Chadrick Blog

solving TF-TRT graph conversion errors

I’ve tried converting a graph in various setups which produced different error messages

Original environment

  • ubuntu 16.04
  • CUDA 9.0.176
  • cudnn 7.0.x
  • TITAN XP: compute capability 6.1
  • nvidia driver version 384.130
  • tensorRT 4.0

original environment + tensorflow-gpu==1.11.0

2019-03-19 15:03:06.618682: E tensorflow/stream\_executor/cuda/cuda\_dnn.cc:343\] Loaded runtime CuDNN library: 7.1.3 but source was compiled with: 7.2.1. CuDNN library major and minor version needs to match or have higher minor version in case of CuDNN 7.0 or later version. If using a binary install, upgrade your CuDNN library.  If building from sources, make sure the library loaded at runtime is compatible with the version specified during compile configuration.
Segmentation fault (core dumped)

original environment + tensorflow-gpu==1.12.0

UnknownError (see above for traceback): Failed to get convolution algorithm. This is probably because cuDNN failed to initialize, so try looking to see if a warning log message was printed above.
         \[\[node conv2d\_1/convolution (defined at t3.py:53)  = Conv2D\[T=DT\_FLOAT, data\_format="NCHW", dilations=\[1, 1, 1, 1\], padding="SAME", strides=\[1, 1, 1, 1\], use\_cudnn\_on\_gpu=true, \_device="/job:localhost/replica:0/task:0/device:GPU:0"\](conv2d\_1/convolution-0-TransposeNHWCToNCHW-LayoutOptimizer, conv2d\_1/kernel/read)\]\]
         \[\[{{node predictions/concat/\_2335}} = \_Recv\[client\_terminated=false, recv\_device="/job:localhost/replica:0/task:0/device:CPU:0", send\_device="/job:localhost/replica:0/task:0/device:GPU:0", send\_device\_incarnation=1, tensor\_name="edge\_5676\_predictions/concat", tensor\_type=DT\_FLOAT, \_device="/job:localhost/replica:0/task:0/device:CPU:0"\]()\]\]

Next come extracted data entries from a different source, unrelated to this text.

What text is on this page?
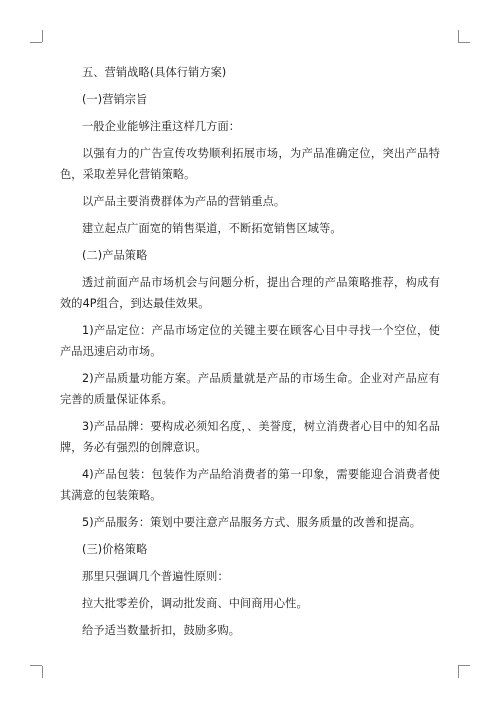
五、营销战略(具体行销方案)

(一)营销宗旨

一般企业能够注重这样几方面：

以强有力的广告宣传攻势顺利拓展市场，为产品准确定位，突出产品特色，采取差异化营销策略。

以产品主要消费群体为产品的营销重点。

建立起点广面宽的销售渠道，不断拓宽销售区域等。

(二)产品策略

透过前面产品市场机会与问题分析，提出合理的产品策略推荐，构成有效的4P组合，到达最佳效果。

1)产品定位：产品市场定位的关键主要在顾客心目中寻找一个空位，使产品迅速启动市场。

2)产品质量功能方案。产品质量就是产品的市场生命。企业对产品应有完善的质量保证体系。

3)产品品牌：要构成必须知名度，、美誉度，树立消费者心目中的知名品牌，务必有强烈的创牌意识。

4)产品包装：包装作为产品给消费者的第一印象，需要能迎合消费者使其满意的包装策略。

5)产品服务：策划中要注意产品服务方式、服务质量的改善和提高。

(三)价格策略

那里只强调几个普遍性原则：

拉大批零差价，调动批发商、中间商用心性。

给予适当数量折扣，鼓励多购。
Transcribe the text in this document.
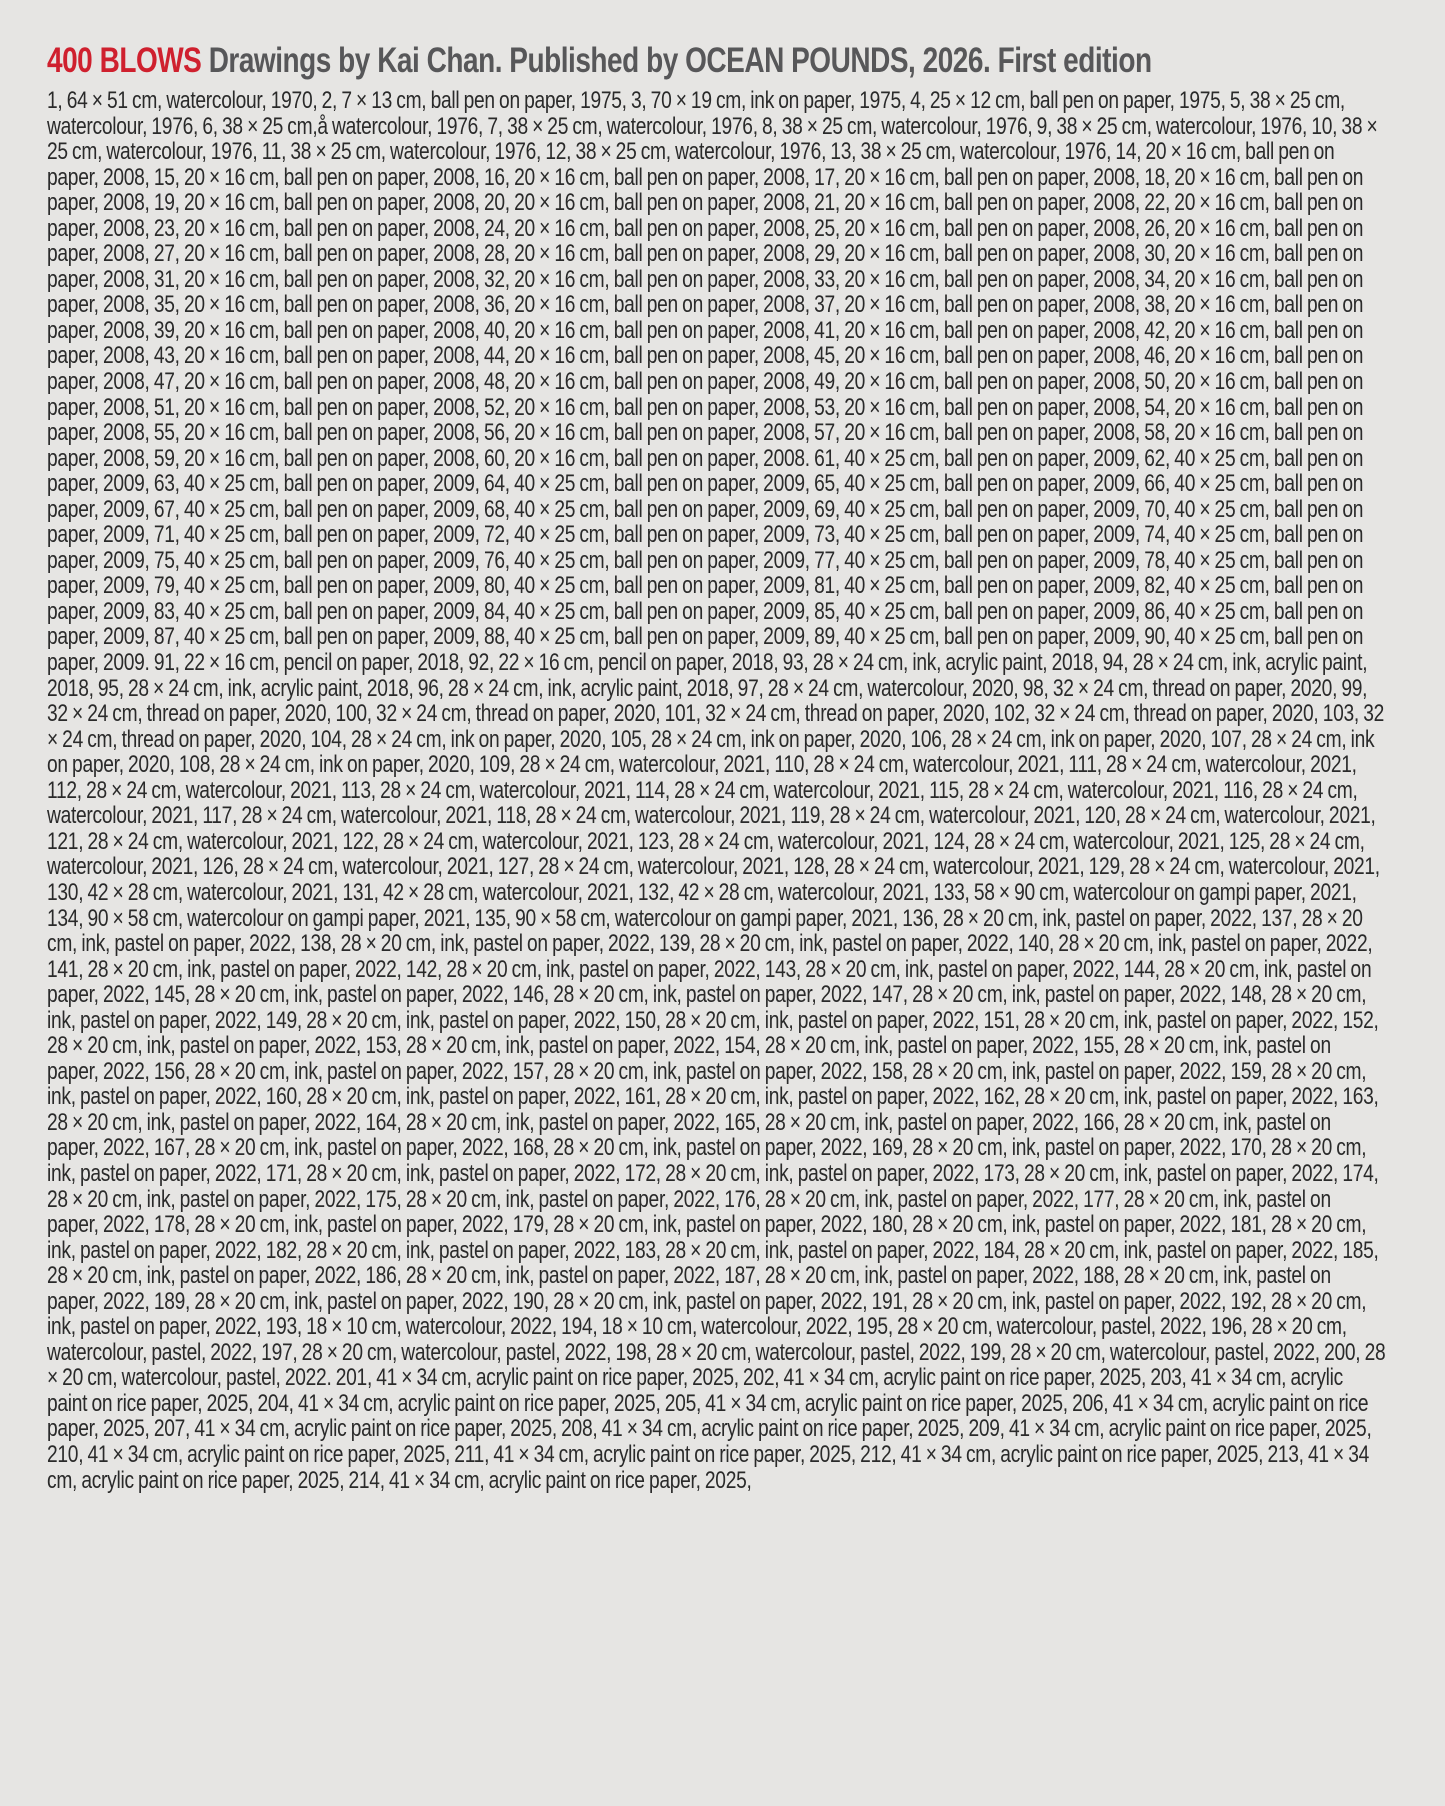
400 BLOWS Drawings by Kai Chan. Published by OCEAN POUNDS, 2026. First edition

1, 64 × 51 cm, watercolour, 1970, 2, 7 × 13 cm, ball pen on paper, 1975, 3, 70 × 19 cm, ink on paper, 1975, 4, 25 × 12 cm, ball pen on paper, 1975, 5, 38 × 25 cm, watercolour, 1976, 6, 38 × 25 cm,å watercolour, 1976, 7, 38 × 25 cm, watercolour, 1976, 8, 38 × 25 cm, watercolour, 1976, 9, 38 × 25 cm, watercolour, 1976, 10, 38 × 25 cm, watercolour, 1976, 11, 38 × 25 cm, watercolour, 1976, 12, 38 × 25 cm, watercolour, 1976, 13, 38 × 25 cm, watercolour, 1976, 14, 20 × 16 cm, ball pen on paper, 2008, 15, 20 × 16 cm, ball pen on paper, 2008, 16, 20 × 16 cm, ball pen on paper, 2008, 17, 20 × 16 cm, ball pen on paper, 2008, 18, 20 × 16 cm, ball pen on paper, 2008, 19, 20 × 16 cm, ball pen on paper, 2008, 20, 20 × 16 cm, ball pen on paper, 2008, 21, 20 × 16 cm, ball pen on paper, 2008, 22, 20 × 16 cm, ball pen on paper, 2008, 23, 20 × 16 cm, ball pen on paper, 2008, 24, 20 × 16 cm, ball pen on paper, 2008, 25, 20 × 16 cm, ball pen on paper, 2008, 26, 20 × 16 cm, ball pen on paper, 2008, 27, 20 × 16 cm, ball pen on paper, 2008, 28, 20 × 16 cm, ball pen on paper, 2008, 29, 20 × 16 cm, ball pen on paper, 2008, 30, 20 × 16 cm, ball pen on paper, 2008, 31, 20 × 16 cm, ball pen on paper, 2008, 32, 20 × 16 cm, ball pen on paper, 2008, 33, 20 × 16 cm, ball pen on paper, 2008, 34, 20 × 16 cm, ball pen on paper, 2008, 35, 20 × 16 cm, ball pen on paper, 2008, 36, 20 × 16 cm, ball pen on paper, 2008, 37, 20 × 16 cm, ball pen on paper, 2008, 38, 20 × 16 cm, ball pen on paper, 2008, 39, 20 × 16 cm, ball pen on paper, 2008, 40, 20 × 16 cm, ball pen on paper, 2008, 41, 20 × 16 cm, ball pen on paper, 2008, 42, 20 × 16 cm, ball pen on paper, 2008, 43, 20 × 16 cm, ball pen on paper, 2008, 44, 20 × 16 cm, ball pen on paper, 2008, 45, 20 × 16 cm, ball pen on paper, 2008, 46, 20 × 16 cm, ball pen on paper, 2008, 47, 20 × 16 cm, ball pen on paper, 2008, 48, 20 × 16 cm, ball pen on paper, 2008, 49, 20 × 16 cm, ball pen on paper, 2008, 50, 20 × 16 cm, ball pen on paper, 2008, 51, 20 × 16 cm, ball pen on paper, 2008, 52, 20 × 16 cm, ball pen on paper, 2008, 53, 20 × 16 cm, ball pen on paper, 2008, 54, 20 × 16 cm, ball pen on paper, 2008, 55, 20 × 16 cm, ball pen on paper, 2008, 56, 20 × 16 cm, ball pen on paper, 2008, 57, 20 × 16 cm, ball pen on paper, 2008, 58, 20 × 16 cm, ball pen on paper, 2008, 59, 20 × 16 cm, ball pen on paper, 2008, 60, 20 × 16 cm, ball pen on paper, 2008. 61, 40 × 25 cm, ball pen on paper, 2009, 62, 40 × 25 cm, ball pen on paper, 2009, 63, 40 × 25 cm, ball pen on paper, 2009, 64, 40 × 25 cm, ball pen on paper, 2009, 65, 40 × 25 cm, ball pen on paper, 2009, 66, 40 × 25 cm, ball pen on paper, 2009, 67, 40 × 25 cm, ball pen on paper, 2009, 68, 40 × 25 cm, ball pen on paper, 2009, 69, 40 × 25 cm, ball pen on paper, 2009, 70, 40 × 25 cm, ball pen on paper, 2009, 71, 40 × 25 cm, ball pen on paper, 2009, 72, 40 × 25 cm, ball pen on paper, 2009, 73, 40 × 25 cm, ball pen on paper, 2009, 74, 40 × 25 cm, ball pen on paper, 2009, 75, 40 × 25 cm, ball pen on paper, 2009, 76, 40 × 25 cm, ball pen on paper, 2009, 77, 40 × 25 cm, ball pen on paper, 2009, 78, 40 × 25 cm, ball pen on paper, 2009, 79, 40 × 25 cm, ball pen on paper, 2009, 80, 40 × 25 cm, ball pen on paper, 2009, 81, 40 × 25 cm, ball pen on paper, 2009, 82, 40 × 25 cm, ball pen on paper, 2009, 83, 40 × 25 cm, ball pen on paper, 2009, 84, 40 × 25 cm, ball pen on paper, 2009, 85, 40 × 25 cm, ball pen on paper, 2009, 86, 40 × 25 cm, ball pen on paper, 2009, 87, 40 × 25 cm, ball pen on paper, 2009, 88, 40 × 25 cm, ball pen on paper, 2009, 89, 40 × 25 cm, ball pen on paper, 2009, 90, 40 × 25 cm, ball pen on paper, 2009. 91, 22 × 16 cm, pencil on paper, 2018, 92, 22 × 16 cm, pencil on paper, 2018, 93, 28 × 24 cm, ink, acrylic paint, 2018, 94, 28 × 24 cm, ink, acrylic paint, 2018, 95, 28 × 24 cm, ink, acrylic paint, 2018, 96, 28 × 24 cm, ink, acrylic paint, 2018, 97, 28 × 24 cm, watercolour, 2020, 98, 32 × 24 cm, thread on paper, 2020, 99, 32 × 24 cm, thread on paper, 2020, 100, 32 × 24 cm, thread on paper, 2020, 101, 32 × 24 cm, thread on paper, 2020, 102, 32 × 24 cm, thread on paper, 2020, 103, 32 × 24 cm, thread on paper, 2020, 104, 28 × 24 cm, ink on paper, 2020, 105, 28 × 24 cm, ink on paper, 2020, 106, 28 × 24 cm, ink on paper, 2020, 107, 28 × 24 cm, ink on paper, 2020, 108, 28 × 24 cm, ink on paper, 2020, 109, 28 × 24 cm, watercolour, 2021, 110, 28 × 24 cm, watercolour, 2021, 111, 28 × 24 cm, watercolour, 2021, 112, 28 × 24 cm, watercolour, 2021, 113, 28 × 24 cm, watercolour, 2021, 114, 28 × 24 cm, watercolour, 2021, 115, 28 × 24 cm, watercolour, 2021, 116, 28 × 24 cm, watercolour, 2021, 117, 28 × 24 cm, watercolour, 2021, 118, 28 × 24 cm, watercolour, 2021, 119, 28 × 24 cm, watercolour, 2021, 120, 28 × 24 cm, watercolour, 2021, 121, 28 × 24 cm, watercolour, 2021, 122, 28 × 24 cm, watercolour, 2021, 123, 28 × 24 cm, watercolour, 2021, 124, 28 × 24 cm, watercolour, 2021, 125, 28 × 24 cm, watercolour, 2021, 126, 28 × 24 cm, watercolour, 2021, 127, 28 × 24 cm, watercolour, 2021, 128, 28 × 24 cm, watercolour, 2021, 129, 28 × 24 cm, watercolour, 2021, 130, 42 × 28 cm, watercolour, 2021, 131, 42 × 28 cm, watercolour, 2021, 132, 42 × 28 cm, watercolour, 2021, 133, 58 × 90 cm, watercolour on gampi paper, 2021, 134, 90 × 58 cm, watercolour on gampi paper, 2021, 135, 90 × 58 cm, watercolour on gampi paper, 2021, 136, 28 × 20 cm, ink, pastel on paper, 2022, 137, 28 × 20 cm, ink, pastel on paper, 2022, 138, 28 × 20 cm, ink, pastel on paper, 2022, 139, 28 × 20 cm, ink, pastel on paper, 2022, 140, 28 × 20 cm, ink, pastel on paper, 2022, 141, 28 × 20 cm, ink, pastel on paper, 2022, 142, 28 × 20 cm, ink, pastel on paper, 2022, 143, 28 × 20 cm, ink, pastel on paper, 2022, 144, 28 × 20 cm, ink, pastel on paper, 2022, 145, 28 × 20 cm, ink, pastel on paper, 2022, 146, 28 × 20 cm, ink, pastel on paper, 2022, 147, 28 × 20 cm, ink, pastel on paper, 2022, 148, 28 × 20 cm, ink, pastel on paper, 2022, 149, 28 × 20 cm, ink, pastel on paper, 2022, 150, 28 × 20 cm, ink, pastel on paper, 2022, 151, 28 × 20 cm, ink, pastel on paper, 2022, 152, 28 × 20 cm, ink, pastel on paper, 2022, 153, 28 × 20 cm, ink, pastel on paper, 2022, 154, 28 × 20 cm, ink, pastel on paper, 2022, 155, 28 × 20 cm, ink, pastel on paper, 2022, 156, 28 × 20 cm, ink, pastel on paper, 2022, 157, 28 × 20 cm, ink, pastel on paper, 2022, 158, 28 × 20 cm, ink, pastel on paper, 2022, 159, 28 × 20 cm, ink, pastel on paper, 2022, 160, 28 × 20 cm, ink, pastel on paper, 2022, 161, 28 × 20 cm, ink, pastel on paper, 2022, 162, 28 × 20 cm, ink, pastel on paper, 2022, 163, 28 × 20 cm, ink, pastel on paper, 2022, 164, 28 × 20 cm, ink, pastel on paper, 2022, 165, 28 × 20 cm, ink, pastel on paper, 2022, 166, 28 × 20 cm, ink, pastel on paper, 2022, 167, 28 × 20 cm, ink, pastel on paper, 2022, 168, 28 × 20 cm, ink, pastel on paper, 2022, 169, 28 × 20 cm, ink, pastel on paper, 2022, 170, 28 × 20 cm, ink, pastel on paper, 2022, 171, 28 × 20 cm, ink, pastel on paper, 2022, 172, 28 × 20 cm, ink, pastel on paper, 2022, 173, 28 × 20 cm, ink, pastel on paper, 2022, 174, 28 × 20 cm, ink, pastel on paper, 2022, 175, 28 × 20 cm, ink, pastel on paper, 2022, 176, 28 × 20 cm, ink, pastel on paper, 2022, 177, 28 × 20 cm, ink, pastel on paper, 2022, 178, 28 × 20 cm, ink, pastel on paper, 2022, 179, 28 × 20 cm, ink, pastel on paper, 2022, 180, 28 × 20 cm, ink, pastel on paper, 2022, 181, 28 × 20 cm, ink, pastel on paper, 2022, 182, 28 × 20 cm, ink, pastel on paper, 2022, 183, 28 × 20 cm, ink, pastel on paper, 2022, 184, 28 × 20 cm, ink, pastel on paper, 2022, 185, 28 × 20 cm, ink, pastel on paper, 2022, 186, 28 × 20 cm, ink, pastel on paper, 2022, 187, 28 × 20 cm, ink, pastel on paper, 2022, 188, 28 × 20 cm, ink, pastel on paper, 2022, 189, 28 × 20 cm, ink, pastel on paper, 2022, 190, 28 × 20 cm, ink, pastel on paper, 2022, 191, 28 × 20 cm, ink, pastel on paper, 2022, 192, 28 × 20 cm, ink, pastel on paper, 2022, 193, 18 × 10 cm, watercolour, 2022, 194, 18 × 10 cm, watercolour, 2022, 195, 28 × 20 cm, watercolour, pastel, 2022, 196, 28 × 20 cm, watercolour, pastel, 2022, 197, 28 × 20 cm, watercolour, pastel, 2022, 198, 28 × 20 cm, watercolour, pastel, 2022, 199, 28 × 20 cm, watercolour, pastel, 2022, 200, 28 × 20 cm, watercolour, pastel, 2022. 201, 41 × 34 cm, acrylic paint on rice paper, 2025, 202, 41 × 34 cm, acrylic paint on rice paper, 2025, 203, 41 × 34 cm, acrylic paint on rice paper, 2025, 204, 41 × 34 cm, acrylic paint on rice paper, 2025, 205, 41 × 34 cm, acrylic paint on rice paper, 2025, 206, 41 × 34 cm, acrylic paint on rice paper, 2025, 207, 41 × 34 cm, acrylic paint on rice paper, 2025, 208, 41 × 34 cm, acrylic paint on rice paper, 2025, 209, 41 × 34 cm, acrylic paint on rice paper, 2025, 210, 41 × 34 cm, acrylic paint on rice paper, 2025, 211, 41 × 34 cm, acrylic paint on rice paper, 2025, 212, 41 × 34 cm, acrylic paint on rice paper, 2025, 213, 41 × 34 cm, acrylic paint on rice paper, 2025, 214, 41 × 34 cm, acrylic paint on rice paper, 2025,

anaconda environment(may not match with original environment)

2019-03-19 15:29:11.917619: I tensorflow/core/grappler/devices.cc:51\] Number of eligible GPUs (core count >= 8): 1
2019-03-19 15:29:12.885814: I tensorflow/contrib/tensorrt/convert/convert\_graph.cc:383\] MULTIPLE tensorrt candidate conversion: 167
2019-03-19 15:29:12.890672: E tensorflow/contrib/tensorrt/log/trt\_logger.cc:38\] DefaultLogger (Unnamed Layer\* 7) \[Concatenation\]: all concat input tensors must have the same dimensions except on the concatenation axis
2019-03-19 15:29:12.890688: E tensorflow/contrib/tensorrt/convert/convert\_nodes.cc:534\] Dimension does not match, fail gracefully
2019-03-19 15:29:12.890699: I tensorflow/contrib/tensorrt/convert/convert\_nodes.cc:2624\] Max batch size= 1 max workspace size= 13953
2019-03-19 15:29:12.890703: I tensorflow/contrib/tensorrt/convert/convert\_nodes.cc:2630\] starting build engine
python3: ../builder/tacticOptimizer.cpp:1768: bool nvinfer1::builder::{anonymous}::hasSolution(const nvinfer1::query::TensorRequirements&, const nvinfer1::builder::Region&): Assertion \`req.pitches\[i\].empty() == (i > r.dims.nbDims)' failed.
Aborted (core dumped)

Solution

install cudnn 7.5.0

and used tensorflow==1.12.0

these two factors allowed the script to run without errors and it produced results correctly.